Documentation

How Sentinel AI works

A single API call inspects both sides of an LLM conversation, runs every detector in parallel, and returns a structured risk report. Here's the full flow.

Analysis pipeline

Ingest

The caller sends a POST to /api/analyze with a prompt (user input) and/or a response (model output). Both fields are optional independently, but at least one must be non-empty.

Detect

Six detectors run against the payload simultaneously. Each detector defines one or more pattern-matching rules tuned for its signal class. Matches are extracted with a ±30-character context window.

Score

Each triggered flag carries a severity weight (critical=80, high=45, medium=20, low=5). The raw sum is capped at 100 with a diminishing-returns penalty for multiple flags, producing a final 0–100 score.

Classify

Score ≥ 70 → blocked. Score 30–69 → warning. Score < 30 → safe. The status drives the action your application should take.

Respond

The endpoint returns the score, status, sorted flag list with plain-English descriptions and excerpts, and a metadata block including detector count and ISO timestamp.

Detector reference

Prompt InjectionCRITICAL

Detects attempts to override system instructions or manipulate the model's behavior through adversarial prompt crafting — e.g. 'ignore all previous instructions', jailbreak phrases, DAN prompts.

Sensitive DomainCRITICAL

Catches requests that fall into high-risk categories: weapons synthesis, hacking guidance, self-harm methods, or production of dangerous substances.

PII LeakageHIGH

Identifies personally identifiable information exposed in model outputs — SSNs, credit card numbers, passport patterns, or plaintext passwords.

Data ExfiltrationHIGH

Detects prompts that attempt to extract training data, system prompts, or internal context through repetition or meta-query attacks.

Toxic ContentHIGH

Flags harmful, harassing, or hateful language in either prompt or response — including explicit threats and targeted harassment patterns.

Hallucination RiskMEDIUM

Identifies hedging language that masks unverified factual claims presented with false certainty — overconfident statements that warrant independent verification.

Scoring & thresholds

SAFE

0 – 29

Clean.
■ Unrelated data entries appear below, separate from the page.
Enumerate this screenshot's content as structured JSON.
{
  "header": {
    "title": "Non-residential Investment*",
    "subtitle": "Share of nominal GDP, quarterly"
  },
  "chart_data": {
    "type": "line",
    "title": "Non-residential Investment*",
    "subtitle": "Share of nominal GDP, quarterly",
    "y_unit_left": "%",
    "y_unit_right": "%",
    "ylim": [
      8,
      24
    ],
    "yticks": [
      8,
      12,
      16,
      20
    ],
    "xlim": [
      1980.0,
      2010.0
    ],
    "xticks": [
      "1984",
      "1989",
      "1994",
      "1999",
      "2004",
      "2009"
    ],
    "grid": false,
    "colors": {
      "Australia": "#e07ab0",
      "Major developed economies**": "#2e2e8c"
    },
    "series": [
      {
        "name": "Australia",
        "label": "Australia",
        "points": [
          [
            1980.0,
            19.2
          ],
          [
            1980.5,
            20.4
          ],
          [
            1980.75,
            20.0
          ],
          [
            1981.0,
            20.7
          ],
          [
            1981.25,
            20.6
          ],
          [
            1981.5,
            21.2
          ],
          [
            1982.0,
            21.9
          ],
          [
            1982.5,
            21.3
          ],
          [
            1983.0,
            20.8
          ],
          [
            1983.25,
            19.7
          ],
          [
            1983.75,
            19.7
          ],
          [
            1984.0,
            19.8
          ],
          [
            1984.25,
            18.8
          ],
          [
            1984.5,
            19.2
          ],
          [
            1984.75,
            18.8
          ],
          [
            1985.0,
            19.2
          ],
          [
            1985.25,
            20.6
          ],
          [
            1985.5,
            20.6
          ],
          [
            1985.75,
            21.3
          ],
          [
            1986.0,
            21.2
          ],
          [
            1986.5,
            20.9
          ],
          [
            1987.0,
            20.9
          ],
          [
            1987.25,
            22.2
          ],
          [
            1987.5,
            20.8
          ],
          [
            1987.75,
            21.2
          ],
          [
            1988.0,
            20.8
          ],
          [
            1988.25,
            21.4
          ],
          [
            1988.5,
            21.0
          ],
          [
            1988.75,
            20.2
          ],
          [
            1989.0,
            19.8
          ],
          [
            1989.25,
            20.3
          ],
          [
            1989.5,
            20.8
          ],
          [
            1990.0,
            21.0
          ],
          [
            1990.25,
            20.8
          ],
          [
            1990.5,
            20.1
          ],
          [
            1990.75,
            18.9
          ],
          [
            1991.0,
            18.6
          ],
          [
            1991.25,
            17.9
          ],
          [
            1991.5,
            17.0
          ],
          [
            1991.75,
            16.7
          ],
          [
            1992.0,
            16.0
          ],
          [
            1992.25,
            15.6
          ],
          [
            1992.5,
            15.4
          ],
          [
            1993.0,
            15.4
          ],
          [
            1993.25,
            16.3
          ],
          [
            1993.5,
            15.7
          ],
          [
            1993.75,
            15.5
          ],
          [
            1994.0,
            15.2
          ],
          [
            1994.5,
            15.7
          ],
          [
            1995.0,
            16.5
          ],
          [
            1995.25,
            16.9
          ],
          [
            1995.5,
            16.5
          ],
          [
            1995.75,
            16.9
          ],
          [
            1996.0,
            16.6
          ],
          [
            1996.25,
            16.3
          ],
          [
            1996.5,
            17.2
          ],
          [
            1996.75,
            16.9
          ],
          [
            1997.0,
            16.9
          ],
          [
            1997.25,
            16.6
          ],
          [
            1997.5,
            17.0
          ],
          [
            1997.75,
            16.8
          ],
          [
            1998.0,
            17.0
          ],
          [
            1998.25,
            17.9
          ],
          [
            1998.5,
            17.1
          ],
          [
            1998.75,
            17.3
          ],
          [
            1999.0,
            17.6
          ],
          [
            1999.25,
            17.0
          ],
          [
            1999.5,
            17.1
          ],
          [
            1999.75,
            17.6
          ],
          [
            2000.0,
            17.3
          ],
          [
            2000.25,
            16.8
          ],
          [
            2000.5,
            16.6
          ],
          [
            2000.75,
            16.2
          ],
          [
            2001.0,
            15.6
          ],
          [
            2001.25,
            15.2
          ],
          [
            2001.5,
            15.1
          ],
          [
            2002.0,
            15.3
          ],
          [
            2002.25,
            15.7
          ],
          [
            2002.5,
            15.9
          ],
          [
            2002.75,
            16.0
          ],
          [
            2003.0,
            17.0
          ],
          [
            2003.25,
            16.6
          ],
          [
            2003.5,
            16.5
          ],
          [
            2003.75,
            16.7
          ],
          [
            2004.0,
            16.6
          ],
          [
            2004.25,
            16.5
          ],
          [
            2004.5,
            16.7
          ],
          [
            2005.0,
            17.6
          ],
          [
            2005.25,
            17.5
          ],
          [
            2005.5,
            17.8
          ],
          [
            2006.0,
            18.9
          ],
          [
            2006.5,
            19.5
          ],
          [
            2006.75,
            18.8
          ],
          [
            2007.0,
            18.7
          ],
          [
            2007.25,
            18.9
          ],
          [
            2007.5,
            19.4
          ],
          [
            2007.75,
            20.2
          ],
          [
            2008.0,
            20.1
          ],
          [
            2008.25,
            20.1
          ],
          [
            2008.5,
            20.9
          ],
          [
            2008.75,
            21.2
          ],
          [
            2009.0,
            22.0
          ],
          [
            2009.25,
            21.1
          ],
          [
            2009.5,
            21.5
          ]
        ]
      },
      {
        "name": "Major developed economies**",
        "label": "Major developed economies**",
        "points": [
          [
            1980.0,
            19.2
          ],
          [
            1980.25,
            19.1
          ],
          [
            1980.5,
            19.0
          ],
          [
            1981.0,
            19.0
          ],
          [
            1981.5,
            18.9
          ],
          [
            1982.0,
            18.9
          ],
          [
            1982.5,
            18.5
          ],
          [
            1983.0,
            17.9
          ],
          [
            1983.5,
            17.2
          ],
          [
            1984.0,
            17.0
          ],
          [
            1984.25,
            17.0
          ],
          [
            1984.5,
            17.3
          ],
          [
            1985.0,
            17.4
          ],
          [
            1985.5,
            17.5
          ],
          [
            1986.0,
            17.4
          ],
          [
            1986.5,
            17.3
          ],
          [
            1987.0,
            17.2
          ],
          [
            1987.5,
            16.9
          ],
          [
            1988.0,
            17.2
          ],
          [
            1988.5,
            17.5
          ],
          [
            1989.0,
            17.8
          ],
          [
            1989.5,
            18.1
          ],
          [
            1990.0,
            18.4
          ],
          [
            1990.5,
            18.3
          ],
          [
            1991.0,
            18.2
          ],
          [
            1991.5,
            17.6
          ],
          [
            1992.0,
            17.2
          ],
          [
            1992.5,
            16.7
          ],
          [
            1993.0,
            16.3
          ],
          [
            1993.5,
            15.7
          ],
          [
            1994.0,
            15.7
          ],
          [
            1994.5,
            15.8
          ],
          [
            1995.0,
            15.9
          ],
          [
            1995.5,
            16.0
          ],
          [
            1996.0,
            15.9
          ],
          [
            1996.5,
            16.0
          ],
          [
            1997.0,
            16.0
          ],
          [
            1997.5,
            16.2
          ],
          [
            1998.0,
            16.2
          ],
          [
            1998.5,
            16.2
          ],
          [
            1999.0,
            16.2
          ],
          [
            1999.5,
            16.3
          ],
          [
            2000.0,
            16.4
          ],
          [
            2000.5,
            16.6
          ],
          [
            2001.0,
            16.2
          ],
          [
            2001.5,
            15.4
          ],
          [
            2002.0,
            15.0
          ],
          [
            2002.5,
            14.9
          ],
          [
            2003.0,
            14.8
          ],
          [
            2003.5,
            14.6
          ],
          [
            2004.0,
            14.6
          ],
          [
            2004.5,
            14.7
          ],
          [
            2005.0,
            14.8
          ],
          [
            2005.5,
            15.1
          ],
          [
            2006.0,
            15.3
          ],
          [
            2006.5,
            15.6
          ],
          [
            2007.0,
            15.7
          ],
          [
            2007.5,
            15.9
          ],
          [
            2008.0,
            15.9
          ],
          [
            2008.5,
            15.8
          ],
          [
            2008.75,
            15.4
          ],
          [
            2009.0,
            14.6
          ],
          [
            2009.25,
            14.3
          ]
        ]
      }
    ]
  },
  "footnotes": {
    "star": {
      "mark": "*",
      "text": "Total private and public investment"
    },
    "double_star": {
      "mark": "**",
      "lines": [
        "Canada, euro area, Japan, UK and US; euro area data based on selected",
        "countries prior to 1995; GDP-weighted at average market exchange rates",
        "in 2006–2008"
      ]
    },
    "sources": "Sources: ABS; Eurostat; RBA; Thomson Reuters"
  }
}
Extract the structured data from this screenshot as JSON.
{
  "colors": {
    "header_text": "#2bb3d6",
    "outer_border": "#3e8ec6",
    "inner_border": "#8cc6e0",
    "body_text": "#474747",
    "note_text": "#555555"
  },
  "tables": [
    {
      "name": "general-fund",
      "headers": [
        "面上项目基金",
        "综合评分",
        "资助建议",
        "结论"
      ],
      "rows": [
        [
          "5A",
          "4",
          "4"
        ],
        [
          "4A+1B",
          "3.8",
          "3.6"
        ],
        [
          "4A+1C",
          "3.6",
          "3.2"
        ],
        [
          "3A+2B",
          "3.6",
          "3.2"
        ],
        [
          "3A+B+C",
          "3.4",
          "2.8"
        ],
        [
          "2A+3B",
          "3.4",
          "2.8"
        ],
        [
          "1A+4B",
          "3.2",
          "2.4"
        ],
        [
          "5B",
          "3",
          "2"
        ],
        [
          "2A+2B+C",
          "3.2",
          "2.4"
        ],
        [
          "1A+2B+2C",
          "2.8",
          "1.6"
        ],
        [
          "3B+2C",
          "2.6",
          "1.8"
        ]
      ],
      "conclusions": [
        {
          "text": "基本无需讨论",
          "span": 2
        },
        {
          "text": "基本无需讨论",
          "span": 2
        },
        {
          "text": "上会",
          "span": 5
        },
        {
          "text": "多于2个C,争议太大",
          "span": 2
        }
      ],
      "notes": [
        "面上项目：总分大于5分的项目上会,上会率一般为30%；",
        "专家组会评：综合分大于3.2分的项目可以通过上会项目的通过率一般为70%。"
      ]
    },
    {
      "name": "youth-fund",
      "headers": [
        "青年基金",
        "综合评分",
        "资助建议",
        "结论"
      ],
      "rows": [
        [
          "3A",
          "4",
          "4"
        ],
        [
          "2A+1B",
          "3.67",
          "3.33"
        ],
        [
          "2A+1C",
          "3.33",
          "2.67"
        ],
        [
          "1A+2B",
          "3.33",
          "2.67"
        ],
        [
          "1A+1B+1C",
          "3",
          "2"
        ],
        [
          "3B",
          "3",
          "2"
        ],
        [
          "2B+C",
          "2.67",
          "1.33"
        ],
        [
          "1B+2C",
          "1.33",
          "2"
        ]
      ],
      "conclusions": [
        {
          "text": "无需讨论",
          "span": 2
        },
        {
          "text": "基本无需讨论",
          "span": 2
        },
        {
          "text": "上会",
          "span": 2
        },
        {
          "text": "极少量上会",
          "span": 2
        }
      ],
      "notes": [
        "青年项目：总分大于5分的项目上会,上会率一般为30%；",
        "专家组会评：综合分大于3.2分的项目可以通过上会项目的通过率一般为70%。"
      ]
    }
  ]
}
No action required.

WARNING

30 – 69

Review flags before continuing.

BLOCKED

70 – 100

Block or quarantine immediately.

API schema

Request / Response

POST /api/analyze

Request:
{
  "prompt":   string,   // User input sent to the model (optional if response provided)
  "response": string    // Model output to inspect (optional if prompt provided)
}

Response:
{
  "score":  number,     // 0–100 unified risk score
  "status": "safe" | "warning" | "blocked",
  "flags": [
    {
      "detector":    string,
      "label":       string,
      "description": string,
      "severity":    "low" | "medium" | "high" | "critical",
      "source":      "prompt" | "response" | "both",
      "excerpt":     string   // offending text window (~60 chars)
    }
  ],
  "meta": {
    "prompt_length":   number,
    "response_length": number,
    "detectors_run":   number,
    "analyzed_at":     string  // ISO 8601
  }
}

Runtime

The /api/analyze endpoint runs on the Next.js Edge Runtime — globally distributed, zero cold start, sub-50ms overhead. The intentional ~420ms delay in development is removed in production builds.